In either case, the key is to identify spermatic vessels as they course through the retroperitoneum from the region of the kidney. These will either lead to an intra-abdominal testis, end blindly, or exit through the internal ring, in which case a subsequent groin exploration is adequate to determine the presence or absence of testicular tissue. Rarely, spermatic vessels cannot be found and it is then essential to explore the retroperitoneum all the way up to the renal hilum. This is certainly much easier laparoscopically than through a limited laparotomy incision.
Definitive management of the intra-abdominal testis is probably easier through the laparoscope also. Orchiectomy for the obviously dysmorphic testis is easily accomplished. While there is no convincing evidence that orchiopexy for the normal appearing intra-abdominal testis ever leads to spermatogenesis, most surgeons and parents are loathe to remove these gonads. The two-stage Fowler-Stephens orchiopexy has long been the standard approach to bring these testes into the scrotum. The first stage, division of the spermatic vessels, is easily performed laparoscopically through a single instrument port and may actually be better than an open procedure since there is only minimal mobilization and disturbance of the testis and, therefore, better preservation of collaterals. The second stage can be done either open or through the laparoscope. Most series of open Fowler-Stephens procedures report relatively normal testicular growth in 30-50% of boys.

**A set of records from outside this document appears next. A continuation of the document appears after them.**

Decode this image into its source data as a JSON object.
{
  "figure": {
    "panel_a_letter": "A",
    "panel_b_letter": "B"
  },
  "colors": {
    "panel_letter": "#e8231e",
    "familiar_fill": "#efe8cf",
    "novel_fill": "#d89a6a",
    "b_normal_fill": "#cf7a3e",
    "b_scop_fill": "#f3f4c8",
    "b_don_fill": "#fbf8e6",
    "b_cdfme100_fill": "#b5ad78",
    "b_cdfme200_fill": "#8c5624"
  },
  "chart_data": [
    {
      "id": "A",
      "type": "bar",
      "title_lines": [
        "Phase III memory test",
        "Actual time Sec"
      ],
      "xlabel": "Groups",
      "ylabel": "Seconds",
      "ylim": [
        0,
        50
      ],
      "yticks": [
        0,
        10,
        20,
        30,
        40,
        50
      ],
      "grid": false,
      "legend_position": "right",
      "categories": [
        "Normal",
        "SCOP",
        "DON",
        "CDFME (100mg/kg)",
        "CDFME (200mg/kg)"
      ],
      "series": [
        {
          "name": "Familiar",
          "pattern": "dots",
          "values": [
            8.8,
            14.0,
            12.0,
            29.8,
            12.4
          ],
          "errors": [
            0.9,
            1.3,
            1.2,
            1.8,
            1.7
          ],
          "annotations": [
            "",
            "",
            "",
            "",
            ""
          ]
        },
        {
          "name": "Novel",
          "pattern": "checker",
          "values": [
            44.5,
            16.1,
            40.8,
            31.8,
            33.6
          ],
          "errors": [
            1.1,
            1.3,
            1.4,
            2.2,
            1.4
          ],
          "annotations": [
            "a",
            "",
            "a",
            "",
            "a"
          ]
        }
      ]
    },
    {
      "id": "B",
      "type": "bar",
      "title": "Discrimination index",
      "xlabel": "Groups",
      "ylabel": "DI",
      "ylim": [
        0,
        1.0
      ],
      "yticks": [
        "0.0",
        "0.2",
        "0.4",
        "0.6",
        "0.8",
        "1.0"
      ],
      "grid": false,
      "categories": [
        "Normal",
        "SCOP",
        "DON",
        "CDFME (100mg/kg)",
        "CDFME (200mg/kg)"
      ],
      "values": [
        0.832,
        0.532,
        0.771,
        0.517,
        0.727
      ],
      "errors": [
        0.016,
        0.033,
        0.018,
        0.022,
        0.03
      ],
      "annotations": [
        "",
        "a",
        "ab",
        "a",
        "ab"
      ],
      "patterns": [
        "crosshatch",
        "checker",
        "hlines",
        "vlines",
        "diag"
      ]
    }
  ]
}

In summary, this paper is a nice review of the management of impalpable testes and the role of laparoscopy, but it does not really shed any new light on the subject. Laparoscopy has proved to be effective, safe, and less morbid than laparotomy and is clearly the procedure of choice for evaluating the impalpable testis despite the lack of published randomized studies. (Dr. Seashore is Professor of Pediatrics and Surgery at the Yale University School of Medicine and the Yale-New Haven Children’s Hospital.)